Energi. Pemerintah kembali gagal menjamin akses masyarakat dan keluarga terhadap energi listrik dan migas gratis/murah dan berkualitas. Krisis listrik di banyak daerah masih saja terjadi yang ditandai dengan byarpet dan pemadaman bergilir yang tak  jarang tanpa kenal waktu. Akibatnya sangat fatal karena hampir semua teknologi yang diperlukan untuk kelancaran kehidupan sehari-hari keluarga dan masyarakat membutuhkan listrik. Mulai dari peralatan di dapur hingga di jalan raya, rumah sakit dan berbagai fasilitas umum lainnya. Kerugian materil dan immaterial sudah tidak terhitung. Tidak saja menyulitkan kehidupan namun juga mengancam keselamatan jiwa masyarakat. Ironinya ini terjadi ditengah-tengah maraknya pembangunan infrastruktur energi listrik dan potensi sumber daya energi listri yang berlimpah di negeri ini.

Baca Juga :  HARTA

Sementara harga listrik terus melangit, bahkan dilakukan pencabutan subsidi daya listrik yang lazim digunakan masyarakat dan keluarga miskin dan hampir miskin, di satu sisi, di sisi lain pemerintah terus memberikan kemudahan kepada para korporat untukmenguasai hajat listrik masyarakat, yang antara lain terlihat dari pembangunan mega proyek pembangunan listrik 35.000 Megawatt yang diperuntukan bagi kepentingan industri.

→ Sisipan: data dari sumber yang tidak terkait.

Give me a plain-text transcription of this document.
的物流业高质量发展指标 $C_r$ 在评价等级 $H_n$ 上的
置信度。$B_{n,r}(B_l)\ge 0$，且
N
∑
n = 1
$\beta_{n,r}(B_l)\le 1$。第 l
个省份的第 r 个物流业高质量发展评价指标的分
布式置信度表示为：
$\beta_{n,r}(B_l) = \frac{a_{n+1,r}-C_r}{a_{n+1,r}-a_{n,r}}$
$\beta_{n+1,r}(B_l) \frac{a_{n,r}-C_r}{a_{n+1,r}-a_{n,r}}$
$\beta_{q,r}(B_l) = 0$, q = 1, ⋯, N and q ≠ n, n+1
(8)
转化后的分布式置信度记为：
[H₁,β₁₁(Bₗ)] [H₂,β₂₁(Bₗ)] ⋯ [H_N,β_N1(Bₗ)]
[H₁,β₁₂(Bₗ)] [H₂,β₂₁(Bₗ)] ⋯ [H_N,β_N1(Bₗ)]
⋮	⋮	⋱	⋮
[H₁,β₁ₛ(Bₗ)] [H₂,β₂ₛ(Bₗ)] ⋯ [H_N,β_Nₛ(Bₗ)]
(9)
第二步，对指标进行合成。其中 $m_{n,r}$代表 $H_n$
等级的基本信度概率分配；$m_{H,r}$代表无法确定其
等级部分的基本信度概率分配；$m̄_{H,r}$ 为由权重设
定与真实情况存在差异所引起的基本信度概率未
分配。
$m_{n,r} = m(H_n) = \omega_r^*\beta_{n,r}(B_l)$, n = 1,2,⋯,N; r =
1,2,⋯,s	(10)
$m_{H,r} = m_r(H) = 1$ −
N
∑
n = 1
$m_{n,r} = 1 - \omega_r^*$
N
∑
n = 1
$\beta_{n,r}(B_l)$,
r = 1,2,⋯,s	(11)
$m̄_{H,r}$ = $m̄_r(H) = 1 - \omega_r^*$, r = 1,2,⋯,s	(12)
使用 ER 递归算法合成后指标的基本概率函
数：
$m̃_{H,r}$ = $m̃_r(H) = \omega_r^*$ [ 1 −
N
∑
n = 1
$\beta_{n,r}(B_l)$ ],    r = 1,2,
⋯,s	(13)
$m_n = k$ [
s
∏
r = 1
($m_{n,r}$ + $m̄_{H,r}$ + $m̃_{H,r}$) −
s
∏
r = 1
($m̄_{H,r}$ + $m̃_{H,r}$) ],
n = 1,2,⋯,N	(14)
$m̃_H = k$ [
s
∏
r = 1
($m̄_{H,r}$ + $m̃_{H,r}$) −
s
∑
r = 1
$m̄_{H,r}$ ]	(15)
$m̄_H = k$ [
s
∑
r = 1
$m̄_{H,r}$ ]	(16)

Logika neoliberal yang digunakan pemerintah dalam mengelola energi membuatnya begitu berani mengkhianati publik, disamping matinya rasa tanggungjawab. Pemerintah terus mengukuhkan diri sebagai regulator. Sehingga pengelolaan migas dari hulu sampi ke hilir berada dalam genggaman korporasi, baik milik swasta murni maupun pemerintah. Misal Blok Masela, yang terletak di Kabupaten Maluku Tenggara, perbincangan pengembangan blok ini masih dalam bingkai neoliberal. Blok East Natuna diserahkan pada Exon dan PTT. Blok East Natuna memiliki cadangan gas sebesar 46 triliun kaki kubik (TCF), lebih dari 4 kali lipat cadangan gas Blok Masela. Penetapkan formula harga gas baru yang dikaitkan dengan harga minyak dunia dan produk.

Ini semua menegaskan negara dan pemerintah yang menerapkan sistem politik demokrasi  tidak memiliki visi yang jelas dalam pengelolaan energi. Pengabaian hak-hak publik terhadap energi sudah harus diakhiri. Negara harus hadir sebagai pihak yang bertanggung jawab langsung dan sepenuh dalam pengelolaan harta milik umum energi listrik maupun migas. Semua hasilnya dikembalikan kepada rakyat dalam bentuk sumber energi, dan layanan publik lainnya dalam bentuk gratis. Yaitu ketika negara hadir untuk menerapkan sistem kehidupan Islam berikut menerapkan konsep-konsep dan aturan yang benar dalam bingkai sistem Islam.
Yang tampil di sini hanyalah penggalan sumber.